E, como tínhamos mencionado, esta reformulação trouxe uma importante novidade. Paralelamente a tudo o resto, Rita vai começar a organizar diversas atividades na natureza. Identificação de espécies comestíveis e medicinais, construções naturais de abrigos, descer o rio em kayak ou colheita de cogumelos são algumas das atividades que vai implementar.

“Nesses passeios vamos treinar a visão para o mundo natural, compreender a face cíclica da natureza, detetar as espécies endógenas, explorar texturas, distinguir pormenores”. Faz uma pausa, pisca o olho e diz: “Há cogumelos quase iguais, como o tortulho e o barriga de frade. Mas um mata e o outro não”.
Rita está, presentemente, em busca de parceiros que trabalham na área da sustentabilidade para propor sinergias para atividades e workshops. Já estabeleceu parcerias em Penacova, Arganil, Coja, Lousã e Miranda do Corvo. “Vou ser a primeira guia de turismo sustentável e criativo no Centro de Portugal”.
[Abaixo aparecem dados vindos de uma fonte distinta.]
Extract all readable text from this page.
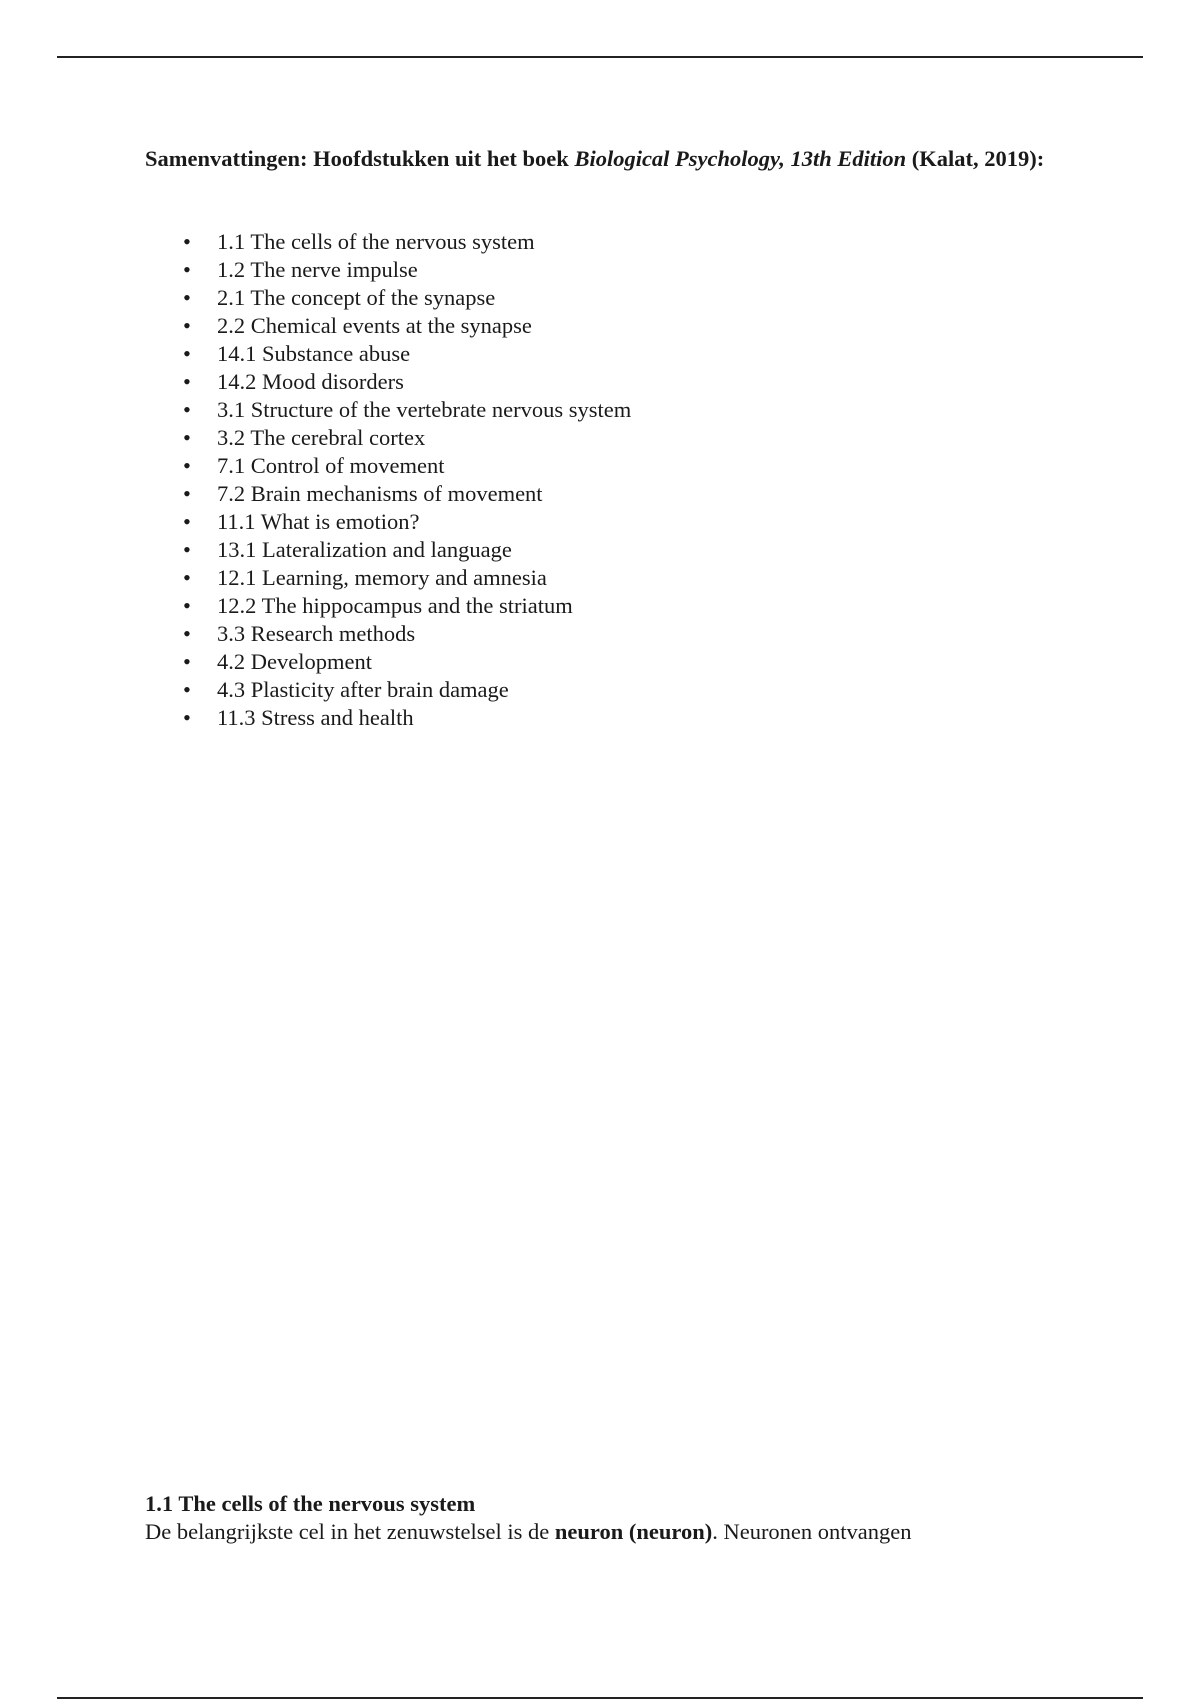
Samenvattingen: Hoofdstukken uit het boek Biological Psychology, 13th Edition (Kalat, 2019):

• 1.1 The cells of the nervous system
• 1.2 The nerve impulse
• 2.1 The concept of the synapse
• 2.2 Chemical events at the synapse
• 14.1 Substance abuse
• 14.2 Mood disorders
• 3.1 Structure of the vertebrate nervous system
• 3.2 The cerebral cortex
• 7.1 Control of movement
• 7.2 Brain mechanisms of movement
• 11.1 What is emotion?
• 13.1 Lateralization and language
• 12.1 Learning, memory and amnesia
• 12.2 The hippocampus and the striatum
• 3.3 Research methods
• 4.2 Development
• 4.3 Plasticity after brain damage
• 11.3 Stress and health
1.1 The cells of the nervous system

De belangrijkste cel in het zenuwstelsel is de neuron (neuron). Neuronen ontvangen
Nas suas palavras é notória a afeição ao interior. “É uma região especial e rica, com uma grande diversidade de experiências, pessoas e locais. Não é por acaso que se diz que o Centro de Portugal é ‘um país dentro do país’ ”.




Este Verão, vai explorar os territórios de Sicó, Buçaco e Serra da Boa viagem. “Eu, a minha cadela e o meu Clio”, afirma, sorridente, enquanto sobe as escadas e regressa às portadas que se abrem para o mundo. Contempla a paisagem. “Quando chove e faz sol ao mesmo tempo, há arco-íris que nascem neste vale, é lindíssimo”. O olhar perde-se na distância. Partilha que “choveu muito” na sua vida quando os planos para o Indústria Central não se concretizaram.

O seu arco-íris foi perceber que quando os planos não decorrem como se pretende, se houver capacidade de adaptação, por vezes o desfecho revela-se ainda melhor.  “O que eu ia fazer no Indústria, posso fazer aqui, nesta casa, nas minhas atividades e com os parceiros. A diferença é que lá ia estar presa a um local fixo, que me ia consumir, endividar e, possivelmente, arruinar com esta pandemia do Covid19. Aqui e agora, os objetivos mantém-se. Mas com muito mais liberdade”.